Most children raised in military families either want to serve their country or have nothing to do with it, having sacrificed for their country all their young lives. John and I hardly knew our fathers, who were deployed for months and months; it was our mothers, the Robertas and Bettys, who provided stability and acted as single parents with support from other military families.
One evening shortly after World War II ended, at home in Navy housing in Pearl Harbor, my parents and their friends — all submarine couples — were singing and celebrating downstairs. I crept to the top of the stairs. Everyone sounded so happy; we had won the war! I heard them singing about a GDHP. The next morning I asked my mother, “What is a GDHP?” Mother responded, “That is a term used to describe Navy pilots. They fly off those carriers. It takes courage, as much courage as going under the waters in submarines.”
Later I learned that GDHP meant a “God Damn Hot Pilot,” and that a healthy intra-service rivalry among aviators, submariners and surface warriors prevails.
Over time my parents and I would refer to someone as a GDHP using a broader definition — a strong, bold leader.
John and I, both children of war heroes, chose to serve our country as naval officers.

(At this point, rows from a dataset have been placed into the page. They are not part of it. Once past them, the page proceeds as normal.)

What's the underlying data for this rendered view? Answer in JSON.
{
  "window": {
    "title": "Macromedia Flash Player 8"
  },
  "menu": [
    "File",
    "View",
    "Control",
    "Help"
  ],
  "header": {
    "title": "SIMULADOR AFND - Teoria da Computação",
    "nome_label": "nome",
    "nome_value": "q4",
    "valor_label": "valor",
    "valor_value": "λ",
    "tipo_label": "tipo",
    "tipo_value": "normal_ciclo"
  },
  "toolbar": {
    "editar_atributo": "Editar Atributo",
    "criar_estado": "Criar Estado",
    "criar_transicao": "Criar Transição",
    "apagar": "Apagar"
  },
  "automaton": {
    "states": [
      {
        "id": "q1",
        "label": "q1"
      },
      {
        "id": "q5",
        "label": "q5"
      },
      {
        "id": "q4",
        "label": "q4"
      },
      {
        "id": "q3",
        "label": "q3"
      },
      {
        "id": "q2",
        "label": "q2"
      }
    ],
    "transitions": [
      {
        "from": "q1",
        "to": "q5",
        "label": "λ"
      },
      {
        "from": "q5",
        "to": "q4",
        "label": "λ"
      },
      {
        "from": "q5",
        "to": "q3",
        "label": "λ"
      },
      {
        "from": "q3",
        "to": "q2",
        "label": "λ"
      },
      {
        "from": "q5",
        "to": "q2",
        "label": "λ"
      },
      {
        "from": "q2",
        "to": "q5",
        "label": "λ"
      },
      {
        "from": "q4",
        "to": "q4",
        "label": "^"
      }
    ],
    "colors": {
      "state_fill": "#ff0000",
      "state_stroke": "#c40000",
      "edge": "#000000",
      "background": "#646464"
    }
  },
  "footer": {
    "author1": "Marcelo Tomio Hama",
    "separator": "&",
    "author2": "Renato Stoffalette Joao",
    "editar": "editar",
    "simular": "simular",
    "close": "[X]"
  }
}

While John, a GDHP, was fighting for his life in the Hanoi Hilton, I was fighting ashore for equal rights for Navy women.
Later, while Sen. John McCain was fighting for America’s policies, principles and values, I was fighting for repeal of the Don’t Ask, Don’t Tell policy. John’s decision not to support gays in the military was a huge disappointment, but as John himself would often say, leaders make mistakes.
The Navy and Marine Corps operate on three principles — honor, courage and commitment — and all service members are expected to respect them. We pledge to " ... conduct ourselves in the highest ethical manner in all relationships with peers, superiors and subordinates. We are accountable for our professional and personal behavior. We will be mindful of the privilege to serve our fellow Americans.”
As both a POW and a politician, John McCain was an exemplar for the Navy’s Code of Conduct, always able to take action based upon his convictions. By the time he was a senator, he had piloted his life based on values impressed upon him by his Navy family, his traumatic experiences and his beloved Navy. He had become a sophisticated GDHP, daily manifesting both physical and moral true grit.
Capt. John McCain III, U.S. Navy (ret.), and then Sen. John McCain served his country heroically within two American institutions. During his lifetime, the U.S. Navy remained faithful to its values and principles, while at the same time changing to reflect the diversity of the country; e.g., the personnel profile has changed from 2 percent to 17.8 percent women, and gays and lesbians are now welcomed.
The Senate, however, succumbing to unhealthy rivalries instead of compromise, lost its ability to get things accomplished for the country.
The Senate and Americans as a whole must now face up to how the Senate can find its way again. Perhaps the healthy intra-service and inter-service rivalries can serve as models for the political world, with the politicians always seeking the right solutions not only for their parties but also for their country.
Some believe John McCain is irreplaceable, that the Senate has lost its only lion during a critical time in American history. This is not true. As my dad, the late Rear Adm. John S. Coye, would say, “No one is irreplaceable.”
It is fitting that John S. McCain III is laid to rest at the United States Naval Academy, returning to his Navy roots and fellow shipmates.
Fair winds and following seas, Capt. John S. McCain III.
Cmdr. Beth F. Coye, U.S. Navy (ret.), is a graduate of Wellesley College, The American University School of International Service, the School of Naval Warfare (Naval War College) and is a former commanding officer. She edited and co-authored “My Navy Too,” 1997, and she is the daughter of the late Rear Adm. John S. Coye Jr., a submarine war hero and skipper of USS Silversides. She lives in Ashland, Oregon.